The Liberty Flames won the Atlantic Sun this season with an 11-2 conference record.
Long Shot Cinderellas: #14 Colgate and #15 Iona
The Colgate Raiders (14-1) played only 15 games this season, but on paper, they’re dangerous as the third-highest scoring team in America, averaging 86.3 ppg. Colgate won the Patriot League with an 11-1 conference record, but the league didn’t host a season-ending tournament.
Colgate faces a tough first-round matchup against #3 Arkansas (22-6), which will be must-see TV. The two teams like to run and gun, with Arkansas averaging 82.4 ppg, which ranks them #12 in the country.

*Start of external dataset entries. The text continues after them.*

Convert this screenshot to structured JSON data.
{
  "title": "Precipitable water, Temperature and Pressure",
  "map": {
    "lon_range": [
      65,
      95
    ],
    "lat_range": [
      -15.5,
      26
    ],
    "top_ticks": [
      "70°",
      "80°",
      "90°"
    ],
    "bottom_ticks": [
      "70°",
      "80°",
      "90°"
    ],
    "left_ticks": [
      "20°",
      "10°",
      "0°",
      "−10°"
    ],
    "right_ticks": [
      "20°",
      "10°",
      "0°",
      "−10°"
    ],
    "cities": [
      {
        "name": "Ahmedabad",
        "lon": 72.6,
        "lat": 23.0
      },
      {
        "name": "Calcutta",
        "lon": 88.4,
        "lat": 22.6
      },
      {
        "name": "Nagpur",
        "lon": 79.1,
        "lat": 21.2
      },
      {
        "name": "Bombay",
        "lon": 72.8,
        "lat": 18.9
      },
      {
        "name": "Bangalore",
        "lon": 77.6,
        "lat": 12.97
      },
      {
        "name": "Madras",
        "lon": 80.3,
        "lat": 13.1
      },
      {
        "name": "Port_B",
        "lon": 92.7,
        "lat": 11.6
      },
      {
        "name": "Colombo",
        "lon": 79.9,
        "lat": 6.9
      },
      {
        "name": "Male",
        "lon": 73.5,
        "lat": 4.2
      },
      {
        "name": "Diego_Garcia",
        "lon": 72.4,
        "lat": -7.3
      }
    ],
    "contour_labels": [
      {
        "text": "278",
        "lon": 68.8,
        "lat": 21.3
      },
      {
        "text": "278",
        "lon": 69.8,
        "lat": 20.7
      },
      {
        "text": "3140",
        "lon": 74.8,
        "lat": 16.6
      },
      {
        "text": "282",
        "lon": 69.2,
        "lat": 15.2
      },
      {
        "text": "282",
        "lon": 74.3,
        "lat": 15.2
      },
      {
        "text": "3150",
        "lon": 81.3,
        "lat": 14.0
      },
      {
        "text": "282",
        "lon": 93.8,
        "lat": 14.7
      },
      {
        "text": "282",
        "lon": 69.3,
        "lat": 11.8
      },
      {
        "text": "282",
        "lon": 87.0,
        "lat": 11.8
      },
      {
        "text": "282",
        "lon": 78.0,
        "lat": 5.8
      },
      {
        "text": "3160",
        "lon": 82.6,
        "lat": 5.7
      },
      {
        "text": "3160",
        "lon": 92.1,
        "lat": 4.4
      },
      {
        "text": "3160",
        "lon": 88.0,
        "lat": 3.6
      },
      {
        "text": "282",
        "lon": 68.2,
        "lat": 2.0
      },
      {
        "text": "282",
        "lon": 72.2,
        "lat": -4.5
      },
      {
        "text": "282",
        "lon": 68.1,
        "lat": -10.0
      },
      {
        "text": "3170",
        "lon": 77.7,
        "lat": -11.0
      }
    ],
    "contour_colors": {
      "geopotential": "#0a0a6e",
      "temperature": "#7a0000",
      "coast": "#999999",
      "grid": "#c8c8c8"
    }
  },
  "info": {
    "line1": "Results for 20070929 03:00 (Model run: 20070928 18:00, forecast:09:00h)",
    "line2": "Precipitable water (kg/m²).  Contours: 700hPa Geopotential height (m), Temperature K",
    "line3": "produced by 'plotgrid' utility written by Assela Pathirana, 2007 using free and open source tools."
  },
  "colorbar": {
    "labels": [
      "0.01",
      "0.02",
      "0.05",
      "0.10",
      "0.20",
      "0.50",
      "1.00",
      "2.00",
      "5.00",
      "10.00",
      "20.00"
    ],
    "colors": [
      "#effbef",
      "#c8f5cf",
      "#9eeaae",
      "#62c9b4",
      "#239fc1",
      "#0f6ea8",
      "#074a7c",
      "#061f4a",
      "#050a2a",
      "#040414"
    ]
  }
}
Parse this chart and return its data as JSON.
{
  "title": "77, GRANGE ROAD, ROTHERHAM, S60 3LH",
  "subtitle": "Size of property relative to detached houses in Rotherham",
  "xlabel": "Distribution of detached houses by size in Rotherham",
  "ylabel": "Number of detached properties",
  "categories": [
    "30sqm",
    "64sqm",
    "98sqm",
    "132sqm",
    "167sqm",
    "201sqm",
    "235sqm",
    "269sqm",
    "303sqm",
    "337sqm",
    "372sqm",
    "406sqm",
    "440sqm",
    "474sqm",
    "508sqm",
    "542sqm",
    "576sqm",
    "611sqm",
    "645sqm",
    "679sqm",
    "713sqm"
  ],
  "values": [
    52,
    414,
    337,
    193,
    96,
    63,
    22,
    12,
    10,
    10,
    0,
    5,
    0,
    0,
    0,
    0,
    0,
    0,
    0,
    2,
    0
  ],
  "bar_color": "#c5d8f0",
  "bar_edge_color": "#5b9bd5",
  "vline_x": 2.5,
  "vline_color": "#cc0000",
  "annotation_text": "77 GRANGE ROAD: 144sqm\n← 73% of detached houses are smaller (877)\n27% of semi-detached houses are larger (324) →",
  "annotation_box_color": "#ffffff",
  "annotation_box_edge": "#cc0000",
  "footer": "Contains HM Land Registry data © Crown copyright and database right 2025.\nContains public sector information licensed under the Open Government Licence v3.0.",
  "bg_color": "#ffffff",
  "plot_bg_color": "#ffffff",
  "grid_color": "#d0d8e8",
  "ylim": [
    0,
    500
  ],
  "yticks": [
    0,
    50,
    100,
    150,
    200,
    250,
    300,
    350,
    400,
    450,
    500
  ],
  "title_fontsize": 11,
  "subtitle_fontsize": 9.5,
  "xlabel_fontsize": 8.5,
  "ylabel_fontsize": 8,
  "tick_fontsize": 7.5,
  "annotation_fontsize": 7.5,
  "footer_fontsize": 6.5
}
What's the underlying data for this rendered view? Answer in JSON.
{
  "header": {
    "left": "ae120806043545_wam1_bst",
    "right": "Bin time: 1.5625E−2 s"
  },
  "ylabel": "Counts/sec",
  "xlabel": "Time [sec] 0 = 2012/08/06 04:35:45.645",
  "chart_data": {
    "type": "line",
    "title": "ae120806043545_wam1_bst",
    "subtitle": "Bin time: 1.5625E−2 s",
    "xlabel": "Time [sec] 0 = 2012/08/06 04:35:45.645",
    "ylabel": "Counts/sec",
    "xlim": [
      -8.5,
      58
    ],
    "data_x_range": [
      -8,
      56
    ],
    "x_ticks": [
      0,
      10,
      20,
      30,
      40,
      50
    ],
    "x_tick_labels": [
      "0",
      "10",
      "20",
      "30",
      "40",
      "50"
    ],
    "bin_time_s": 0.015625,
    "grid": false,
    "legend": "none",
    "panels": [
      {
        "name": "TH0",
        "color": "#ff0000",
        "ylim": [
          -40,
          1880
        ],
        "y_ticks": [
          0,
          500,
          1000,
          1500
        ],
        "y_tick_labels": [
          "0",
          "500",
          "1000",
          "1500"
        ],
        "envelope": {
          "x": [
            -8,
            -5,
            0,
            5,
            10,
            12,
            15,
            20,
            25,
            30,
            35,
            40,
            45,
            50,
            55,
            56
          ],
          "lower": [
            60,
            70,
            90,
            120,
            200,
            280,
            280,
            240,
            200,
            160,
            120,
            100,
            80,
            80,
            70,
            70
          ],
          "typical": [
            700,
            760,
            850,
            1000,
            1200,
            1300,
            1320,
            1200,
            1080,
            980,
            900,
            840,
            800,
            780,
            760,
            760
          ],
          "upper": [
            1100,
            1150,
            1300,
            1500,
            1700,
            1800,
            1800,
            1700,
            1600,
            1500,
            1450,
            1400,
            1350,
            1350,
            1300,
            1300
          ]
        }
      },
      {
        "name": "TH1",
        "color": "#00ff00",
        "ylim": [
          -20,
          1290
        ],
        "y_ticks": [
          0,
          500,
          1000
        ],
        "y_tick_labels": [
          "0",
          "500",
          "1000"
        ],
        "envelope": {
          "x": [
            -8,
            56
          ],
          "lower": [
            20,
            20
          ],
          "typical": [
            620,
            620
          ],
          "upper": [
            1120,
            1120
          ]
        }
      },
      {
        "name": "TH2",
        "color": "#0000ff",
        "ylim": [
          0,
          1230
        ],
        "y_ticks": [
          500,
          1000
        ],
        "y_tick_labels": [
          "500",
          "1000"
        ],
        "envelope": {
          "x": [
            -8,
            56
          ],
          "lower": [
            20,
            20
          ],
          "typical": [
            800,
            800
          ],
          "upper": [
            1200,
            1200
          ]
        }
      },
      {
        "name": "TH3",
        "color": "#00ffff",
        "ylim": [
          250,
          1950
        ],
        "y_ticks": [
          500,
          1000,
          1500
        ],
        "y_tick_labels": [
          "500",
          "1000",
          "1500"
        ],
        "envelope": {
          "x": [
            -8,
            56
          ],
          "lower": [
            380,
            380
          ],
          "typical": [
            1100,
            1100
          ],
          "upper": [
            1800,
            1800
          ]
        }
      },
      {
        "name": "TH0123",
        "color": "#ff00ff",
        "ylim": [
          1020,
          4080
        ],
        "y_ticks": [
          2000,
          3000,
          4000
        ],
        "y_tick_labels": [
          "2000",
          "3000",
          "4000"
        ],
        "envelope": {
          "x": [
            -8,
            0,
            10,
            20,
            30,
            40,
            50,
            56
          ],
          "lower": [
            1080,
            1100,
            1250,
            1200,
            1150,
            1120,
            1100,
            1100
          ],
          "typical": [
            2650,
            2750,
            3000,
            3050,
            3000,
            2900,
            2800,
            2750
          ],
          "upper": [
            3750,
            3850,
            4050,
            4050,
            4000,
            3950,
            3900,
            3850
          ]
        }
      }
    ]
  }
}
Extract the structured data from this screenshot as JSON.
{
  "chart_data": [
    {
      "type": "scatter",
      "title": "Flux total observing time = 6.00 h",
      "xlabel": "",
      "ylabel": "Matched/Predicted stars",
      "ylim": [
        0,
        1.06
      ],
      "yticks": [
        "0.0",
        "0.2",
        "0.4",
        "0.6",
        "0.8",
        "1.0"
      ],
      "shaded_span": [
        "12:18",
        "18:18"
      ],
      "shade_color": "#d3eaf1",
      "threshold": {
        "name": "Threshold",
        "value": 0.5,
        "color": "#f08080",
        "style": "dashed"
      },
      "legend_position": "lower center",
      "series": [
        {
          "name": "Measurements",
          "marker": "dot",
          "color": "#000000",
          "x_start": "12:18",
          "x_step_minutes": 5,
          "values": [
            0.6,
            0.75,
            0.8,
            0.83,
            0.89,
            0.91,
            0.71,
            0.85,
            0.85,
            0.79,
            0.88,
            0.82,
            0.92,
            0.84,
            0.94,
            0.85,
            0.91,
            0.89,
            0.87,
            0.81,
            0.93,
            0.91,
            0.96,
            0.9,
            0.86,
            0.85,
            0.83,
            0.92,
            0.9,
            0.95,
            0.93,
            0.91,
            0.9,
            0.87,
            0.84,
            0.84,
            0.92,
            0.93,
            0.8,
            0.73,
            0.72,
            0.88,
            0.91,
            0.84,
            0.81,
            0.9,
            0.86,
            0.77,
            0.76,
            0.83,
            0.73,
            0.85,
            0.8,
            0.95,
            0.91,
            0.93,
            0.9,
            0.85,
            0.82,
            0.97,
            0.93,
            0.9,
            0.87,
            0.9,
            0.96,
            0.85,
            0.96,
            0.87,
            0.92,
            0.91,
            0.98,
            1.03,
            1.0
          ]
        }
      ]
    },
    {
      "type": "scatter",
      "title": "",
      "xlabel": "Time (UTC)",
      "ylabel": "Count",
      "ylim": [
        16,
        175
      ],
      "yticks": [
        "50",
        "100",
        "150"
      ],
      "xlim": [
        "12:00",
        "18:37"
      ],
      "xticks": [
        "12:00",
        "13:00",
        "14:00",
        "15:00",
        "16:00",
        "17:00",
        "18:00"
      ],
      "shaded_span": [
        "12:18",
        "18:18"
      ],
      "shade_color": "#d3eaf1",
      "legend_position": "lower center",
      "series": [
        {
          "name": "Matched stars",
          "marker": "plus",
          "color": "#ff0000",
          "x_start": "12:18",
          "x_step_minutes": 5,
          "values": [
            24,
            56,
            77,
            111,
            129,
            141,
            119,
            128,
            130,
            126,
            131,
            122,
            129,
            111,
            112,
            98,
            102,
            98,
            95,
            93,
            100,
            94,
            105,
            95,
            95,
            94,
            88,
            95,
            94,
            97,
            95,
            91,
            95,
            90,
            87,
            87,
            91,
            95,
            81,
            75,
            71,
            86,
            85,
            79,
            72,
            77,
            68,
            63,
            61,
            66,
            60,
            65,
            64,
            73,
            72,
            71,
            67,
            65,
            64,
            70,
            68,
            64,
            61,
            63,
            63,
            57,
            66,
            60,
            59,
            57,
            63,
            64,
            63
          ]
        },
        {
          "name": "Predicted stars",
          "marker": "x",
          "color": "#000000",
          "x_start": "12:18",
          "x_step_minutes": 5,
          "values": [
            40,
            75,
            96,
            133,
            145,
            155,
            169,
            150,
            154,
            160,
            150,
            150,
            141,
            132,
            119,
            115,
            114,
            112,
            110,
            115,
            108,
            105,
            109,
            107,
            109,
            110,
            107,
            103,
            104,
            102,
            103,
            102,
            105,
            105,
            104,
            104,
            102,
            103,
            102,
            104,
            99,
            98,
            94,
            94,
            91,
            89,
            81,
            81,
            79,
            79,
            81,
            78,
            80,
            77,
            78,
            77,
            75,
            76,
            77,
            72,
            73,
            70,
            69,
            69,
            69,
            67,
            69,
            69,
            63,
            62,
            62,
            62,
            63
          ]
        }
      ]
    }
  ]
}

If Colgate gets hot from 3-point land, they have the ability to knock out Arkansas. Colgate is ranked third in the NCAA, connecting on 40% of their 3-pointers.
If Colgate pulls off an upset to defeat Arkansas, they’ll face a tough-defensive squad with Chris Beard’s Texas Tech Red Raiders. Yes, the Raiders could face the Red Raiders in the Round of 32.
If you prefer to bet coaches and not teams, the Iona Gaels (12-5) are coached by Rick Pitino. He won two titles with Kentucky and Louisville, and had to vacate Louisville due to a recruiting scandal. He was exiled to Greece, where he won two championships. He’s back in the states with a chance to gain redemption by coaching a team from the MAAC.
The MAAC doesn’t get any respect from the selection committee, and the NCAA has no love for Pitino, so Iona got stuck with the #15 seed. They’ll face #2 Alabama, which looks like it will be a blowout with Iona as a +17 dog. However, you never know if Pitino has any trick up his sleeves.